I'm thinking that p(x) must have zeros near -1 and +1, in fact (maybe?) symmetrically such that the sum of those 2 roots is 0.  It is possible that the function is symmetrical such that p(-x) = -p(x), in which case the integral from -10 to 10 would be zero.

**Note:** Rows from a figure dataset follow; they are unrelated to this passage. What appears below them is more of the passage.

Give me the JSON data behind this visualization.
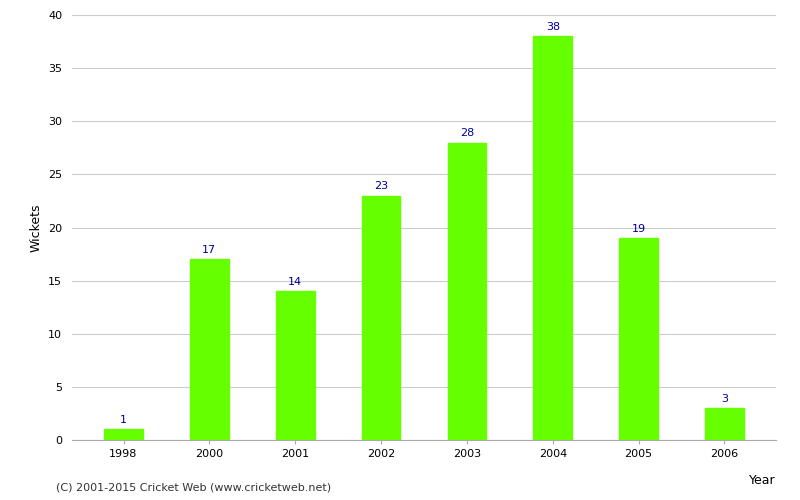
{
  "categories": [
    "1998",
    "2000",
    "2001",
    "2002",
    "2003",
    "2004",
    "2005",
    "2006"
  ],
  "values": [
    1,
    17,
    14,
    23,
    28,
    38,
    19,
    3
  ],
  "bar_color": "#66ff00",
  "bar_edge_color": "#66ff00",
  "label_color": "#000099",
  "xlabel": "Year",
  "ylabel": "Wickets",
  "ylim": [
    0,
    40
  ],
  "yticks": [
    0,
    5,
    10,
    15,
    20,
    25,
    30,
    35,
    40
  ],
  "grid_color": "#cccccc",
  "background_color": "#ffffff",
  "label_fontsize": 8,
  "axis_label_fontsize": 9,
  "bar_width": 0.45,
  "footer_text": "(C) 2001-2015 Cricket Web (www.cricketweb.net)",
  "footer_fontsize": 8
}
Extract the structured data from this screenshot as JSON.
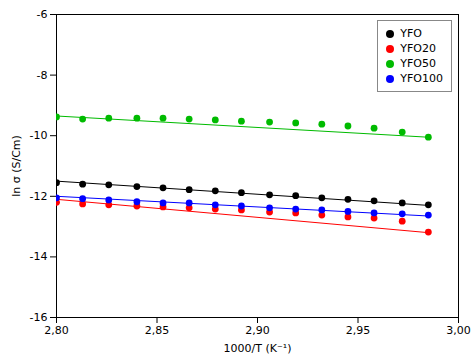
{
  "chart_data": {
    "type": "scatter",
    "xlabel": "1000/T (K⁻¹)",
    "ylabel": "ln σ (S/Cm)",
    "xlim": [
      2.8,
      3.0
    ],
    "ylim": [
      -16,
      -6
    ],
    "xticks": [
      {
        "value": 2.8,
        "label": "2,80"
      },
      {
        "value": 2.85,
        "label": "2,85"
      },
      {
        "value": 2.9,
        "label": "2,90"
      },
      {
        "value": 2.95,
        "label": "2,95"
      },
      {
        "value": 3.0,
        "label": "3,00"
      }
    ],
    "yticks": [
      -16,
      -14,
      -12,
      -10,
      -8,
      -6
    ],
    "grid": false,
    "legend": "upper right",
    "marker": "circle",
    "series": [
      {
        "name": "YFO",
        "color": "#000000",
        "x": [
          2.8,
          2.813,
          2.826,
          2.84,
          2.853,
          2.866,
          2.879,
          2.892,
          2.906,
          2.919,
          2.932,
          2.945,
          2.958,
          2.972,
          2.985
        ],
        "values": [
          -11.55,
          -11.6,
          -11.62,
          -11.68,
          -11.72,
          -11.78,
          -11.82,
          -11.88,
          -11.95,
          -11.98,
          -12.05,
          -12.1,
          -12.15,
          -12.22,
          -12.28
        ],
        "fit_x": [
          2.8,
          2.985
        ],
        "fit_y": [
          -11.5,
          -12.3
        ]
      },
      {
        "name": "YFO20",
        "color": "#ff0000",
        "x": [
          2.8,
          2.813,
          2.826,
          2.84,
          2.853,
          2.866,
          2.879,
          2.892,
          2.906,
          2.919,
          2.932,
          2.945,
          2.958,
          2.972,
          2.985
        ],
        "values": [
          -12.2,
          -12.25,
          -12.28,
          -12.32,
          -12.35,
          -12.38,
          -12.42,
          -12.45,
          -12.52,
          -12.55,
          -12.62,
          -12.68,
          -12.72,
          -12.82,
          -13.18
        ],
        "fit_x": [
          2.8,
          2.985
        ],
        "fit_y": [
          -12.1,
          -13.2
        ]
      },
      {
        "name": "YFO50",
        "color": "#00bb00",
        "x": [
          2.8,
          2.813,
          2.826,
          2.84,
          2.853,
          2.866,
          2.879,
          2.892,
          2.906,
          2.919,
          2.932,
          2.945,
          2.958,
          2.972,
          2.985
        ],
        "values": [
          -9.38,
          -9.45,
          -9.42,
          -9.42,
          -9.42,
          -9.45,
          -9.48,
          -9.52,
          -9.55,
          -9.58,
          -9.62,
          -9.68,
          -9.75,
          -9.88,
          -10.05
        ],
        "fit_x": [
          2.8,
          2.985
        ],
        "fit_y": [
          -9.35,
          -10.05
        ]
      },
      {
        "name": "YFO100",
        "color": "#0000ff",
        "x": [
          2.8,
          2.813,
          2.826,
          2.84,
          2.853,
          2.866,
          2.879,
          2.892,
          2.906,
          2.919,
          2.932,
          2.945,
          2.958,
          2.972,
          2.985
        ],
        "values": [
          -12.05,
          -12.08,
          -12.12,
          -12.18,
          -12.22,
          -12.22,
          -12.28,
          -12.32,
          -12.38,
          -12.42,
          -12.45,
          -12.5,
          -12.55,
          -12.58,
          -12.62
        ],
        "fit_x": [
          2.8,
          2.985
        ],
        "fit_y": [
          -12.0,
          -12.65
        ]
      }
    ]
  }
}
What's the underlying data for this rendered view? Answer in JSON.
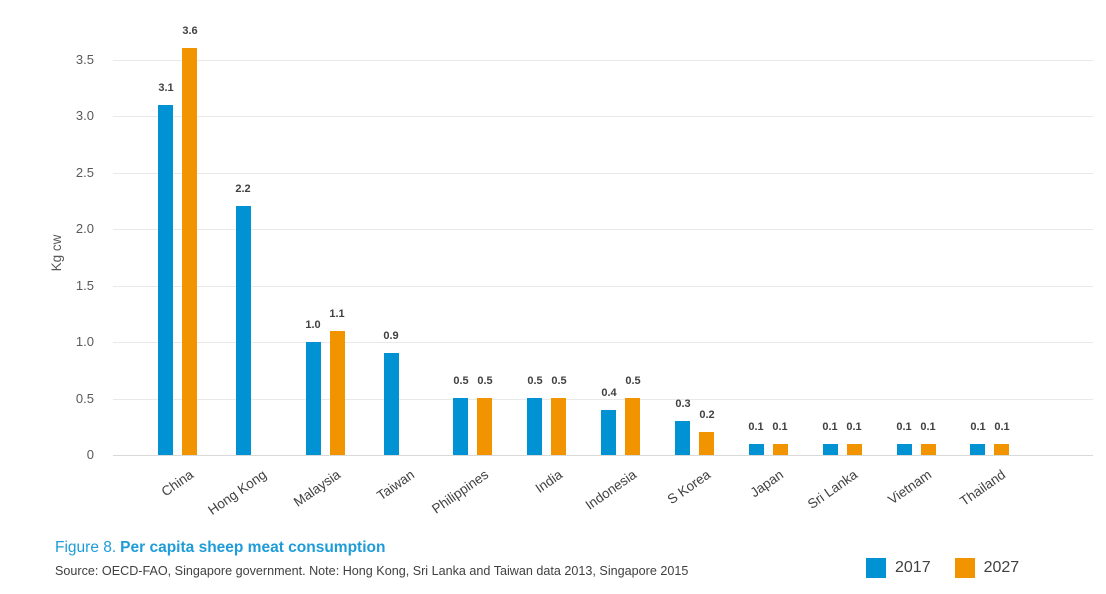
{
  "figure": {
    "label": "Figure 8.",
    "title": "Per capita sheep meat consumption",
    "source": "Source: OECD-FAO, Singapore government. Note: Hong Kong, Sri Lanka and Taiwan data 2013, Singapore 2015"
  },
  "legend": [
    {
      "label": "2017",
      "color": "#0092d3"
    },
    {
      "label": "2027",
      "color": "#f29400"
    }
  ],
  "chart_data": {
    "type": "bar",
    "title": "Per capita sheep meat consumption",
    "ylabel": "Kg cw",
    "categories": [
      "China",
      "Hong Kong",
      "Malaysia",
      "Taiwan",
      "Philippines",
      "India",
      "Indonesia",
      "S Korea",
      "Japan",
      "Sri Lanka",
      "Vietnam",
      "Thailand"
    ],
    "series": [
      {
        "name": "2017",
        "color": "#0092d3",
        "values": [
          3.1,
          2.2,
          1.0,
          0.9,
          0.5,
          0.5,
          0.4,
          0.3,
          0.1,
          0.1,
          0.1,
          0.1
        ]
      },
      {
        "name": "2027",
        "color": "#f29400",
        "values": [
          3.6,
          null,
          1.1,
          null,
          0.5,
          0.5,
          0.5,
          0.2,
          0.1,
          0.1,
          0.1,
          0.1
        ]
      }
    ],
    "yticks": [
      {
        "v": 0,
        "label": "0"
      },
      {
        "v": 0.5,
        "label": "0.5"
      },
      {
        "v": 1,
        "label": "1.0"
      },
      {
        "v": 1.5,
        "label": "1.5"
      },
      {
        "v": 2,
        "label": "2.0"
      },
      {
        "v": 2.5,
        "label": "2.5"
      },
      {
        "v": 3,
        "label": "3.0"
      },
      {
        "v": 3.5,
        "label": "3.5"
      }
    ],
    "ylim": [
      0,
      3.85
    ],
    "grid": true,
    "legend_position": "bottom-right",
    "notes": "Hong Kong and Taiwan show 2017 series only"
  }
}
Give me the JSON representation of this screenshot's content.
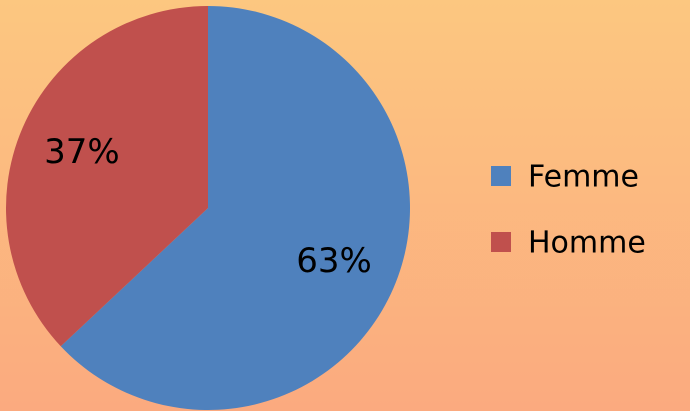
{
  "chart_data": {
    "type": "pie",
    "categories": [
      "Femme",
      "Homme"
    ],
    "values": [
      63,
      37
    ],
    "value_labels": [
      "63%",
      "37%"
    ],
    "colors": [
      "#4f81bd",
      "#c0504d"
    ],
    "legend": "right"
  }
}
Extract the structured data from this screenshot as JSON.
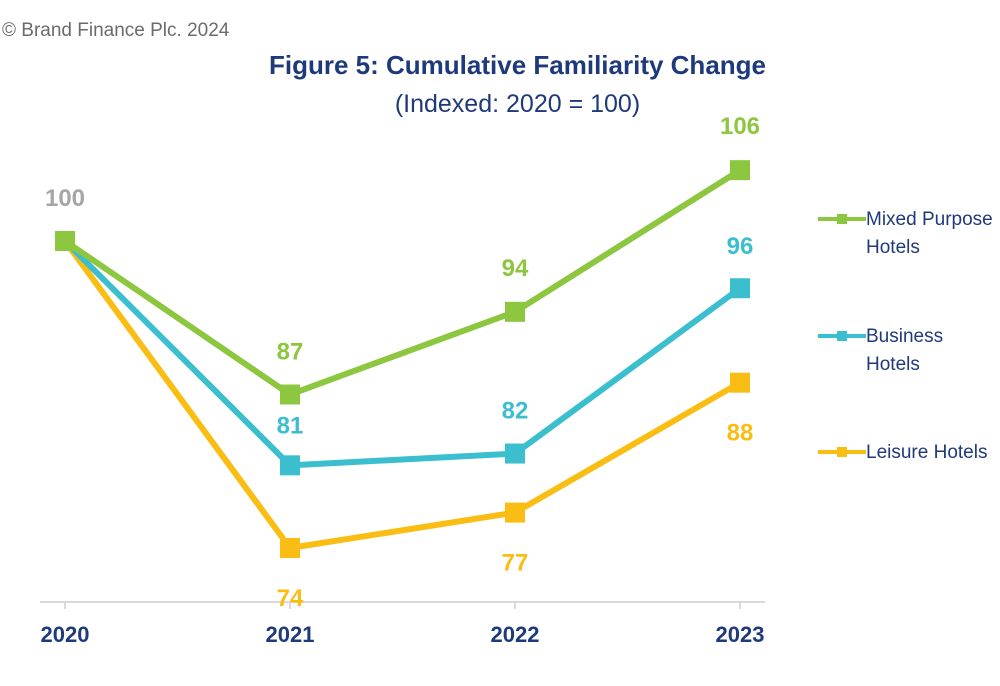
{
  "copyright": "© Brand Finance Plc. 2024",
  "chart_data": {
    "type": "line",
    "title": "Figure 5: Cumulative Familiarity Change",
    "subtitle": "(Indexed: 2020 = 100)",
    "categories": [
      "2020",
      "2021",
      "2022",
      "2023"
    ],
    "ylim": [
      70,
      110
    ],
    "grid": false,
    "legend_position": "right",
    "series": [
      {
        "name": "Mixed Purpose Hotels",
        "color": "#8dc63f",
        "values": [
          100,
          87,
          94,
          106
        ],
        "labels": [
          "100",
          "87",
          "94",
          "106"
        ]
      },
      {
        "name": "Business Hotels",
        "color": "#3bbfcf",
        "values": [
          100,
          81,
          82,
          96
        ],
        "labels": [
          "",
          "81",
          "82",
          "96"
        ]
      },
      {
        "name": "Leisure Hotels",
        "color": "#f9bd13",
        "values": [
          100,
          74,
          77,
          88
        ],
        "labels": [
          "",
          "74",
          "77",
          "88"
        ]
      }
    ],
    "first_label_color": "#a6a6a6",
    "axis_label_color": "#1f3a7a"
  }
}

p(x) = (ax^2+bx+c)((x-1)^3 - 1)

p(x) = (dx^2+ex+f)((x+1)^3 + 1)

(ax^2+bx+c)(x^3-3x^2+3x-2)

(dx^2+ex+f)(x^3+3x^2+3x+2)

ax^5 + (-3a+b)x^4  + (3a-3b+c)x^3  

     + (-2a+3b-3c)x^2  + (-2b+3c)x - 2c

dx^5 + (3d+e)x^4  + (3d+3e+f)x^3  

     + (2d+3e+3f)x^2  + (2e+3f)x + 2f 

Clearly d = a and f = -c

Setting the other coefficients of x terms equal:

-3a+b = 3a+e

3a-3b+c = 3a+3e-c

-2a+3b-3c = 2a+3e-3c

-2b+3c = 2e-3c

move all terms to the left

-6a + 1b + 0c - 1e = 0

 0a - 3b + 2c - 3e = 0

-4a + 3b + 0c - 3e = 0

 0a - 2b + 6c - 2e = 0

Take these two

[-6a + 1b + 0c - 1e = 0 ] * -3 then add

-4a + 3b + 0c - 3e = 0

14a = 0 ....   a=0

Take these two

[-6a + 1b + 0c - 1e = 0 ] * -3 then add

0a - 3b + 2c - 3e = 0

12a + 2c = 0 .... c=0

Using Excel matrix solver, I get an inverse matrix:

-3/14 0 1/14 0

-1/7 -3/14 3/14 1/14

0 -1/7 0 3/14

1/7 -3/14 -3/14 1/14

Multiplying this by a 1x4 array of zeros shows a solution of 

a=b=c=d=e=f = 0.

So either I made a mistake, or not only does the integral equate to 0 but p(x)=0.